The conventional narrative of human eating behavior often suggests that we overeat because we are hardwired to crave calories for survival. This view implies that obesity is an inevitable byproduct of evolutionary programming, a relic from our ancestors who needed to store fat for times of scarcity. However, this explanation oversimplifies the complexities of human behavior, psychology, and the modern environment.
As Mark Schatzker argues in The End of Craving, while humans require calories to survive, our biological programming doesn’t inherently drive us to overconsume them. Instead, the environmental disruptions of the modern world manipulate our behaviors, reshape our psychology, and lead to the widespread obesity crisis. The interplay between these factors has created a perfect storm, overriding natural regulatory systems and fostering patterns of overconsumption largely disconnected from biological needs.
Human evolution prioritized efficiency over excess. Early humans lived in environments where food was scarce, and physical activity was constant. While carrying extra fat may have been advantageous during periods of famine, it also came with significant drawbacks. As Schatzker highlights, a greater body mass reduced agility, increased the risk of injury, and made individuals more vulnerable to predators. Excessive weight also hindered the ability to chase and capture prey, diminishing survival odds.

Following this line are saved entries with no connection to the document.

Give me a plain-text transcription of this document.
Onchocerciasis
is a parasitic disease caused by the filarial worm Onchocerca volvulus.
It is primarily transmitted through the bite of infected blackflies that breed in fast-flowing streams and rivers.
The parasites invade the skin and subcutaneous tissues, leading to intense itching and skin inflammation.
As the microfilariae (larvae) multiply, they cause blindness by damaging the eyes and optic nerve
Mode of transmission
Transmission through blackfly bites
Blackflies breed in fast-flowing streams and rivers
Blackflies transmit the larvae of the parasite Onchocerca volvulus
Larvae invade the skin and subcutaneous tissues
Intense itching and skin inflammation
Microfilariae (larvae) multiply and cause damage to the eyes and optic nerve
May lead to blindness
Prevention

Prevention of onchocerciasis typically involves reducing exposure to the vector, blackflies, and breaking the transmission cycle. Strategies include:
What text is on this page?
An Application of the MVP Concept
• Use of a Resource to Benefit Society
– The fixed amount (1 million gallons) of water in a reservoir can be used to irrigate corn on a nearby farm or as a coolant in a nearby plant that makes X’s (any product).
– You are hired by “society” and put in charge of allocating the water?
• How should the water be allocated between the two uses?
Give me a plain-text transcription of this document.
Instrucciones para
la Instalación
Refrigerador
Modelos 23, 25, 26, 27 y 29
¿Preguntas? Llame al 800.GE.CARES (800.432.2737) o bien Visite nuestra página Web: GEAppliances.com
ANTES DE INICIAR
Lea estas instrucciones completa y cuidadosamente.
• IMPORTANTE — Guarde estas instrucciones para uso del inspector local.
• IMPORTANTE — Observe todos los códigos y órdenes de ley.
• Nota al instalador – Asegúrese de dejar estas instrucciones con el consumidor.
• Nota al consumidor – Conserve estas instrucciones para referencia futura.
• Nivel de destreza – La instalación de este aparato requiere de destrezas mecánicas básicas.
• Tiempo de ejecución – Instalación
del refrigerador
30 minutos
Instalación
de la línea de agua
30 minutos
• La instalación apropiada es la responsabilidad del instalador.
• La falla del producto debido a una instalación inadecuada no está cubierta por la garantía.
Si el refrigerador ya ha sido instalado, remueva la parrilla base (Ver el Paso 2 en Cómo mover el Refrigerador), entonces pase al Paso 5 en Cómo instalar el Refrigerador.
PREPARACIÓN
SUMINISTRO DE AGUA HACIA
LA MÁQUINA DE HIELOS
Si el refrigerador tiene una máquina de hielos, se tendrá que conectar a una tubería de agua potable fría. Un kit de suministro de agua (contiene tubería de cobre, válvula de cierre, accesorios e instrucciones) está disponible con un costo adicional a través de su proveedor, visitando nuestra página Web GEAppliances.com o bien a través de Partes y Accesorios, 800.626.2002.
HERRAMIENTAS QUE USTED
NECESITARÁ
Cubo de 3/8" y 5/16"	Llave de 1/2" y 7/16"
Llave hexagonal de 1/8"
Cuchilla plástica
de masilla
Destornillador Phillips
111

Traits that favored energy balance—efficient use of calories rather than unchecked consumption—were far more advantageous. To support this balance, humans evolved intricate systems of energy regulation, including hunger and satiety signaling, which were fine-tuned for natural food environments. These systems worked well in environments where foods were whole and minimally processed. But today, hyper-engineered food landscapes exploit these systems, disrupting the balance that evolution worked so meticulously to create.
Dana Small, a leading expert in neuropsychology and nutrition science, has shed light on how modern food environments distort our biology. Her research on "nutritive mismatch" reveals how ultra-processed foods hijack the body’s natural regulatory systems. In her groundbreaking experiments, Small demonstrated that when sweetness—a cue for incoming calories—does not align with actual caloric content, metabolic processes falter.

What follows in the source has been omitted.